Social media may also be affecting our relationship with health, wellness and exercise. We smile, sweat and log miles and laps for our “followers” to see. My Facebook was (and is) littered with pictures of my FitBit, not my family. But behind every fitness blog, Facebook post and Insta gram story is a person, and what we see is rarely what we get.
“Social media outlets, like Instagram, add to the mania and obsessive culture surrounding looking and feeling your best,” Holland said. “A constant fear of missing out or needing to keep up to ideals make[s] this addiction worse.”

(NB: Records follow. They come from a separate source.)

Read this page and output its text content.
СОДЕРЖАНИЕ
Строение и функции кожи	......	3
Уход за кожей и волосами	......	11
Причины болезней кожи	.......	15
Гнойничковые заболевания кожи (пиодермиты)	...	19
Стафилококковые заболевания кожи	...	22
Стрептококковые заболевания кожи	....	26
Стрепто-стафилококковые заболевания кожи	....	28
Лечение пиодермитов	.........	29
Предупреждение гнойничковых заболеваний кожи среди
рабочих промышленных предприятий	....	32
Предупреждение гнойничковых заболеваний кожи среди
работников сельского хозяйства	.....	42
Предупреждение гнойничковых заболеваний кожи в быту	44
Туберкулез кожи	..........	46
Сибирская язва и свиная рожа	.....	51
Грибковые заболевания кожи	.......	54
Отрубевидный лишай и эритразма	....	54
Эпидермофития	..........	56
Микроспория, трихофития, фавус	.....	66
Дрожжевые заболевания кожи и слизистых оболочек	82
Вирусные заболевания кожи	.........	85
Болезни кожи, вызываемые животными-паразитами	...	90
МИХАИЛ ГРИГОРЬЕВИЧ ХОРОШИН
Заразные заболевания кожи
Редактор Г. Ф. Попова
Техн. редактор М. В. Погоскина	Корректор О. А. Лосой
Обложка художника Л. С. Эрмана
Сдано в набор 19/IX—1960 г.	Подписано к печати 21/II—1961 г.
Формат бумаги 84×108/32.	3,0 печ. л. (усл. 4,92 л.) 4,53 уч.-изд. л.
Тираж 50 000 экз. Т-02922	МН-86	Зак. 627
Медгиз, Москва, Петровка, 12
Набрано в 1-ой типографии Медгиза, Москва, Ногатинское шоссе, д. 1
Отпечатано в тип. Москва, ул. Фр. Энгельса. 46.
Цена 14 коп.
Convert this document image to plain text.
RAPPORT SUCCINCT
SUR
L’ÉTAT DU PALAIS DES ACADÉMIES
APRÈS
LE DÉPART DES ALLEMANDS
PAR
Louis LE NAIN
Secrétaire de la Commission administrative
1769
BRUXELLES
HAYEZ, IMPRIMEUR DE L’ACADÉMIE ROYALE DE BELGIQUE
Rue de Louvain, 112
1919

Things have gotten better. I haven’t competed (or completed) a double digit-mile run since April. I’ve been honest: with myself, my psychologist and my psychiatrist. I have a problem. My addiction was one which had gotten out of control, and I’ve learned to sit, with myself and my thoughts . But the latter has been difficult as my mind still races. Stillness still hurts. Plus, I feel like I should be going. There is a voice in my head that tells me I'm not good enough or strong enough, that I’m pathetic and useless, a voice that I have a nagging feeling could be silenced if I just logged a few miles. But I don’t. Instead, I try to stay present, and allow myself to feel frustration, anger, sadness and pain; I’m working with my doctors become comfortable with the uncomfortable. We work on alternative therapies where I write or meditate to make space for myself. The compulsion is still there: Yesterday, I gave in and went on a run. I do not consider myself cured, and may never be. But I try to take life one minute, one step, and one day at a time.